Апокалипсис страшен не гибелью, а постоянным продолжением, но человек ко всему привыкает, за то и назван подлецом, и Ольга, сокращенная на четверть, обжила свой персональный ад: получала пенсию по инвалидности, меняла парики, — рыжий на черный, черный на белый, и старательно начиняла лифчики поролоном, — муляж был не по карману, и днем репетировала на дому своих двоечников: little mouse, little mouse, where is your house?[5] и вечерами, задрав подол ночной рубашки, прилежно нанизывалась на покорного мужа, отмечая торжественным воплем не столько оргазм, сколько мнимую победу опустошенного тела над небытием, и этот медовый месяц провонял лампадным чадом и лекарствами.
Чувство долга, которое также есть форма несчастья, превратило в неправильную дробь и его: в числителе была необходимость платить, а в знаменателе мизерный доход; вторая работа, выжимая остатки сил, мало что давала. Он зарос толстой коростой тупого смирения, подолгу курил на балконе и думал неподвижно и обреченно: «Я люблю тебя, жизнь» — дерьмо песня, нежелание жить обходится много дешевле, в долгу как в шелку, а еще и таксол… В упаковке ценой в тридцать две штуки было два флакона таксола, и каждый был способен взнуздать хворь недели на две, не больше, и он отыскал в пестрой базарной толчее рекламного еженедельника оранжевые литеры: «Займ под залог а/м и недвижимости», и не удержался от поправки: заём, неучи.
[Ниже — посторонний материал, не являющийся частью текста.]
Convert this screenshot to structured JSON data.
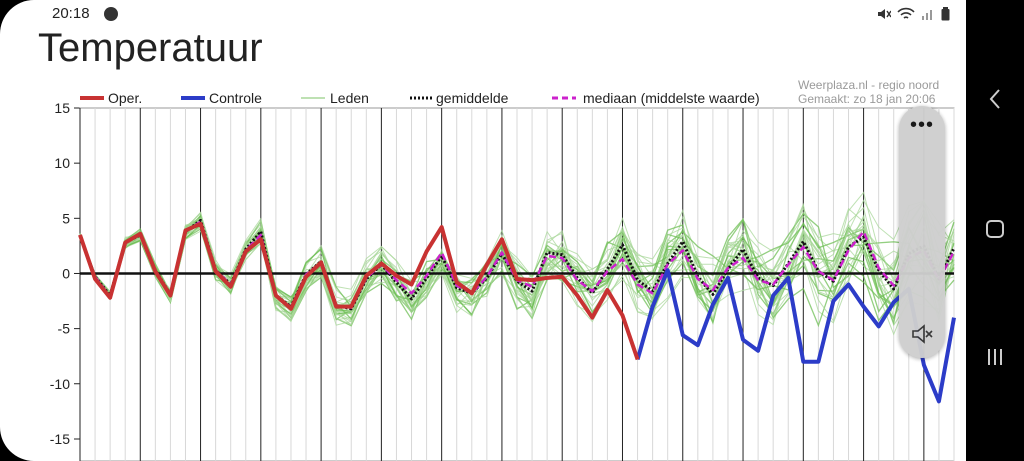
{
  "status": {
    "time": "20:18"
  },
  "page": {
    "title": "Temperatuur"
  },
  "chart_data": {
    "type": "line",
    "title": "",
    "xlabel": "",
    "ylabel": "",
    "ylim": [
      -17,
      15
    ],
    "yticks": [
      15,
      10,
      5,
      0,
      -5,
      -10,
      -15
    ],
    "legend": {
      "placement": "top",
      "items": [
        {
          "label": "Oper.",
          "color": "#c83232",
          "style": "solid"
        },
        {
          "label": "Controle",
          "color": "#2c3cc8",
          "style": "solid"
        },
        {
          "label": "Leden",
          "color": "#a8d79a",
          "style": "thin"
        },
        {
          "label": "gemiddelde",
          "color": "#111111",
          "style": "dotted"
        },
        {
          "label": "mediaan (middelste waarde)",
          "color": "#cc22cc",
          "style": "dashed"
        }
      ]
    },
    "source": {
      "line1": "Weerplaza.nl - regio noord",
      "line2": "Gemaakt: zo 18 jan 20:06"
    },
    "x": [
      0,
      1,
      2,
      3,
      4,
      5,
      6,
      7,
      8,
      9,
      10,
      11,
      12,
      13,
      14,
      15,
      16,
      17,
      18,
      19,
      20,
      21,
      22,
      23,
      24,
      25,
      26,
      27,
      28,
      29,
      30,
      31,
      32,
      33,
      34,
      35,
      36,
      37,
      38,
      39,
      40,
      41,
      42,
      43,
      44,
      45,
      46,
      47,
      48,
      49,
      50,
      51,
      52,
      53,
      54,
      55,
      56,
      57,
      58
    ],
    "series": [
      {
        "name": "Oper.",
        "values": [
          3.5,
          -0.5,
          -2.2,
          2.8,
          3.6,
          0.2,
          -2,
          3.9,
          4.5,
          0.2,
          -1.2,
          2,
          3.1,
          -2,
          -3.2,
          -0.3,
          1,
          -3,
          -3,
          -0.2,
          0.9,
          -0.2,
          -1,
          2,
          4.2,
          -0.8,
          -1.8,
          0.8,
          3.1,
          -0.5,
          -0.6,
          -0.4,
          -0.3,
          -2,
          -4,
          -1.5,
          -3.8,
          -7.8,
          null,
          null,
          null,
          null,
          null,
          null,
          null,
          null,
          null,
          null,
          null,
          null,
          null,
          null,
          null,
          null,
          null,
          null,
          null,
          null,
          null
        ]
      },
      {
        "name": "Controle",
        "values": [
          null,
          null,
          null,
          null,
          null,
          null,
          null,
          null,
          null,
          null,
          null,
          null,
          null,
          null,
          null,
          null,
          null,
          null,
          null,
          null,
          null,
          null,
          null,
          null,
          null,
          null,
          null,
          null,
          null,
          null,
          null,
          null,
          null,
          null,
          null,
          null,
          null,
          -7.8,
          -3,
          0.3,
          -5.6,
          -6.5,
          -2.8,
          -0.4,
          -6,
          -7,
          -2,
          -0.4,
          -8,
          -8,
          -2.5,
          -1,
          -3,
          -4.8,
          -2.6,
          -1.4,
          -8.3,
          -11.6,
          -4
        ]
      },
      {
        "name": "gemiddelde",
        "values": [
          3.4,
          -0.3,
          -2,
          2.8,
          3.5,
          0.3,
          -1.9,
          3.8,
          4.8,
          0.3,
          -1,
          2.2,
          3.8,
          -2,
          -3,
          -0.1,
          1.1,
          -2.9,
          -3.2,
          -0.5,
          0.8,
          -0.8,
          -2.3,
          -0.4,
          1.6,
          -1.3,
          -1.8,
          -0.4,
          1.8,
          -0.7,
          -1.6,
          1.9,
          1.7,
          -0.4,
          -1.8,
          0.4,
          2.6,
          -0.6,
          -1.6,
          0.9,
          2.9,
          -0.3,
          -1.9,
          0.4,
          2.2,
          -0.4,
          -1.1,
          0.9,
          2.9,
          0.2,
          -0.7,
          2.4,
          3.3,
          0.3,
          -1.4,
          1.8,
          2.5,
          -0.5,
          2.3
        ]
      },
      {
        "name": "mediaan (middelste waarde)",
        "values": [
          3.5,
          -0.3,
          -2.1,
          2.8,
          3.6,
          0.3,
          -1.9,
          3.8,
          4.7,
          0.3,
          -1,
          2.1,
          3.5,
          -2,
          -3.1,
          -0.1,
          1,
          -2.9,
          -3.1,
          -0.4,
          0.8,
          -0.6,
          -1.8,
          -0.2,
          1.9,
          -1.1,
          -1.8,
          -0.3,
          1.9,
          -0.6,
          -1.2,
          1.6,
          1.4,
          -0.6,
          -1.6,
          0.2,
          1.3,
          -1,
          -1.8,
          0.8,
          2.1,
          -0.5,
          -1.5,
          0.5,
          1.4,
          -0.6,
          -1,
          0.8,
          2.4,
          0.2,
          -0.6,
          2.1,
          3.8,
          0.5,
          -1.1,
          1.4,
          2.1,
          -0.6,
          2
        ]
      }
    ]
  },
  "colors": {
    "oper": "#c83232",
    "controle": "#2c3cc8",
    "leden": "#86c96f",
    "gemiddelde": "#111111",
    "mediaan": "#cc22cc"
  }
}
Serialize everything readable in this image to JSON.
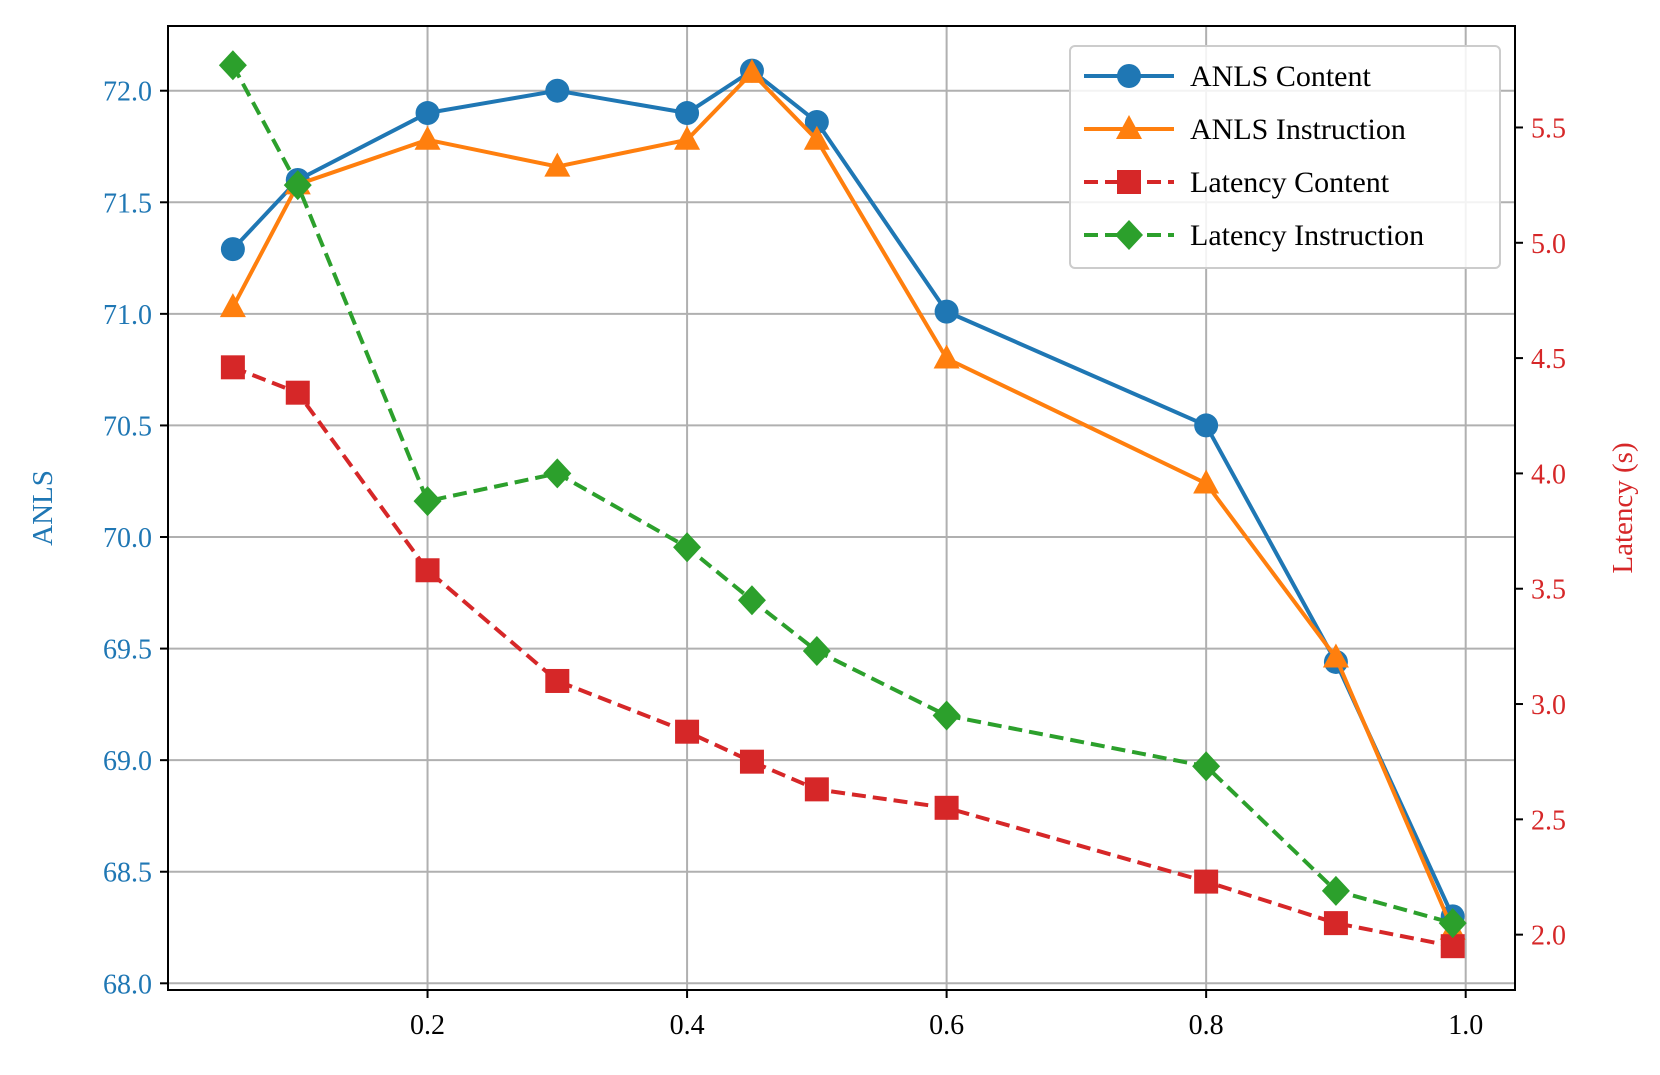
{
  "chart_data": {
    "type": "line",
    "title": "",
    "xlabel": "",
    "y_left_label": "ANLS",
    "y_right_label": "Latency (s)",
    "xlim": [
      0.0,
      1.038
    ],
    "y_left_lim": [
      67.97,
      72.29
    ],
    "y_right_lim": [
      1.76,
      5.94
    ],
    "x_ticks": [
      0.2,
      0.4,
      0.6,
      0.8,
      1.0
    ],
    "x_tick_labels": [
      "0.2",
      "0.4",
      "0.6",
      "0.8",
      "1.0"
    ],
    "y_left_ticks": [
      68.0,
      68.5,
      69.0,
      69.5,
      70.0,
      70.5,
      71.0,
      71.5,
      72.0
    ],
    "y_left_tick_labels": [
      "68.0",
      "68.5",
      "69.0",
      "69.5",
      "70.0",
      "70.5",
      "71.0",
      "71.5",
      "72.0"
    ],
    "y_right_ticks": [
      2.0,
      2.5,
      3.0,
      3.5,
      4.0,
      4.5,
      5.0,
      5.5
    ],
    "y_right_tick_labels": [
      "2.0",
      "2.5",
      "3.0",
      "3.5",
      "4.0",
      "4.5",
      "5.0",
      "5.5"
    ],
    "grid": true,
    "legend_position": "top-right",
    "x": [
      0.05,
      0.1,
      0.2,
      0.3,
      0.4,
      0.45,
      0.5,
      0.6,
      0.8,
      0.9,
      0.99
    ],
    "series": [
      {
        "name": "ANLS Content",
        "axis": "left",
        "marker": "circle",
        "line_style": "solid",
        "color": "#1f77b4",
        "values": [
          71.29,
          71.6,
          71.9,
          72.0,
          71.9,
          72.09,
          71.86,
          71.01,
          70.5,
          69.44,
          68.3
        ]
      },
      {
        "name": "ANLS Instruction",
        "axis": "left",
        "marker": "triangle",
        "line_style": "solid",
        "color": "#ff7f0e",
        "values": [
          71.03,
          71.58,
          71.78,
          71.66,
          71.78,
          72.08,
          71.78,
          70.8,
          70.24,
          69.46,
          68.24
        ]
      },
      {
        "name": "Latency Content",
        "axis": "right",
        "marker": "square",
        "line_style": "dashed",
        "color": "#d62728",
        "values": [
          4.46,
          4.35,
          3.58,
          3.1,
          2.88,
          2.75,
          2.63,
          2.55,
          2.23,
          2.05,
          1.95
        ]
      },
      {
        "name": "Latency Instruction",
        "axis": "right",
        "marker": "diamond",
        "line_style": "dashed",
        "color": "#2ca02c",
        "values": [
          5.77,
          5.25,
          3.88,
          4.0,
          3.68,
          3.45,
          3.23,
          2.95,
          2.73,
          2.19,
          2.05
        ]
      }
    ],
    "colors": {
      "left_axis": "#1f77b4",
      "right_axis": "#d62728",
      "grid": "#b0b0b0"
    }
  }
}
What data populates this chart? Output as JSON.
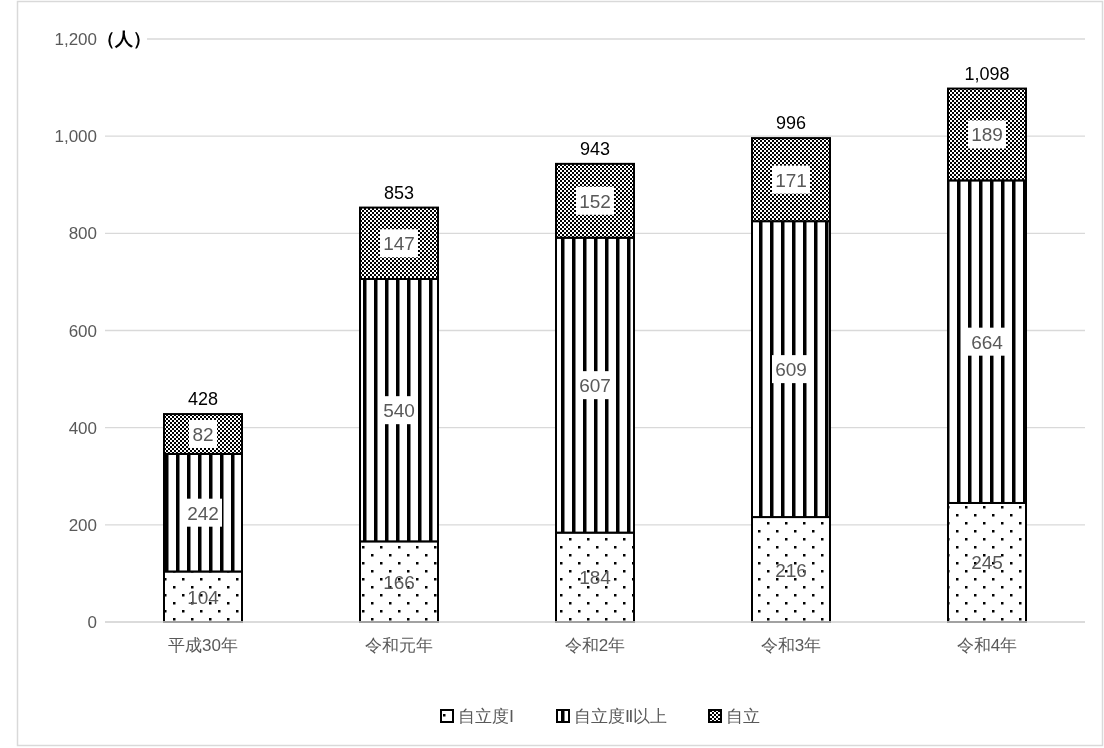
{
  "chart_data": {
    "type": "bar",
    "stacked": true,
    "ylabel": "（人）",
    "categories": [
      "平成30年",
      "令和元年",
      "令和2年",
      "令和3年",
      "令和4年"
    ],
    "series": [
      {
        "name": "自立度Ⅰ",
        "color": "#000000",
        "values": [
          104,
          166,
          184,
          216,
          245
        ]
      },
      {
        "name": "自立度Ⅱ以上",
        "color": "#000000",
        "values": [
          242,
          540,
          607,
          609,
          664
        ]
      },
      {
        "name": "自立",
        "color": "#000000",
        "values": [
          82,
          147,
          152,
          171,
          189
        ]
      }
    ],
    "totals": [
      "428",
      "853",
      "943",
      "996",
      "1,098"
    ],
    "data_labels": true,
    "grid": "y",
    "legend": "bottom",
    "ylim": [
      0,
      1200
    ],
    "yticks": [
      0,
      200,
      400,
      600,
      800,
      {
        "value": 1000,
        "label": "1,000"
      },
      {
        "value": 1200,
        "label": "1,200"
      }
    ]
  }
}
Старший менеджер Эльвира, — имя и звание он прочел на бейдже, — сытая и полусонная стервь, проводила его к директору: такими суммами Денис Николаич лично занимается. Директор, на вид немногим больше двадцати, состоял из толстых очков в золоченой оправе и прыщавого подбородка: по документам я вижу, что в приватизации, кроме вас, жена участвовала, — никакого форс-мажора не будет? Не будет, уверил он. За квартиру давали две трети цены, и дорога домой обернулась бесконечным little cat, little cat, I have no flat[6], — оставалось надеяться, что срок, отпущенный Ольге, истечет раньше срока выплаты, и эта надежда, в отличие от иных, оправдывалась: давний, один на двоих, вопрос неукоснительно решался в пользу not to be.
Ольга избегала зеркал, чтобы не видеть серого, будто запыленного лица и пожелтевших глаз, и говорила, почти не размыкая рта, чтобы не показывать раскрошенные зубы, и обращалась с собой бережно, как девочка со сломанной куклой, чтобы лишний раз не тревожить грудную клетку, где обитало угнетенное дыхание, и тщательно скрывала от мужа синюю сетку вен на впалом животе и россыпь черных точек на коже. Но он видел, и он читал изможденное тело жены, словно обвинительное заключение своему неуместному и непростительному здоровью.
Он вспомнил, как Ольга разбудила его и ткнула пальцем в мокрую простынь: глянь, какая-то лужа, это еще откуда? Перестилая постель, он думал: даже не поняла, что обоссалась, и думал: похоже, конец. Услужливая память подсунула ему величавую, невесть откуда, цитату: вся жизнь моя была досель нравоучительною школой, и смерть есть новый в ней урок, и он, прислушиваясь к горестным и шершавым вздохам жены, настороженно ждал урока, поскольку с наивным упрямством отказывался верить неизбежному: быть не может, чтобы меня обокрали просто так, и повторял: быть не может, — понимая, впрочем, что наверняка ничего не получит взамен.